MEDSIR has reported data from the PHERGain and PHERGain-2 trials, which focused on targeted therapies in early human epidermal growth factor receptor 2 (HER2)-positive breast cancer.

These studies aim to identify patients who may safely forgo conventional chemotherapy, reducing treatment toxicity and improving quality of life.

Results from both multi-centre, international Phase II trials were presented at the ESMO Breast 2026 scientific congress.

PHERGain enrolled 356 patients from 45 hospitals across seven European countries, including Spain, and included five-year survival data.

The study’s objective was to further validate a therapeutic de-escalation approach for patients with HER2-positive early breast cancer, utilising positron emission tomography (PET) imaging and tailored to pathological complete response (pCR), thereby enabling the omission of chemotherapy without compromising disease management or survival.

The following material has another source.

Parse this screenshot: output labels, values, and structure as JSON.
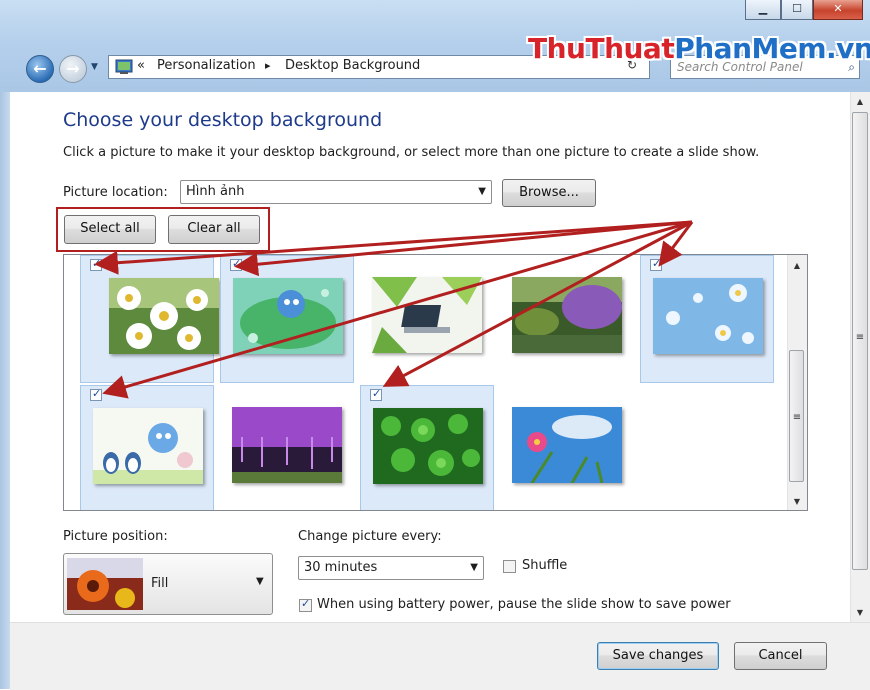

It showed that a combination of trastuzumab and pertuzumab within this adaptive model enabled approximately 30% of patients to avoid chemotherapy. Nearly 90% of participants remained recurrence-free five years after surgery.

A translational analysis of PHERGain also found that circulating tumour DNA measured by liquid biopsy offers a precise, rapid, non-invasive way to identify those likely to remain disease-free long term.

PHERGain-2 enrolled 396 patients across 47 sites in Bulgaria, Denmark, Hungary, Italy, Poland, and Spain.

It evaluated a de-escalation strategy for selected low-risk patients with tumour size between 5mm and 30mm, no nodal involvement, and high HER2 protein expression.

Focusing on chemotherapy-free, pCR-guided therapy with trastuzumab, pertuzumab, and trastuzumab emtansine (T-DM1), PHERGain-2 measured quality of life as the main safety objective.

More than half of the patients maintained a satisfactory quality of life in the first year, suggesting that avoiding chemotherapy can reduce long-term adverse effects. The observed pCR rate was 60%, though the primary efficacy endpoint remains pending.

International Breast Cancer Center Madrid and Barcelona director and the study’s principal investigator Dr Javier Cortés said: “In addition to the clinical outcomes, with nearly 90% of patients free from relapse five years after surgery, we see that the analysis of circulating tumour DNA in blood is emerging as a key tool to enable early identification of patients with a better prognosis and those who may benefit from more intensive treatment.”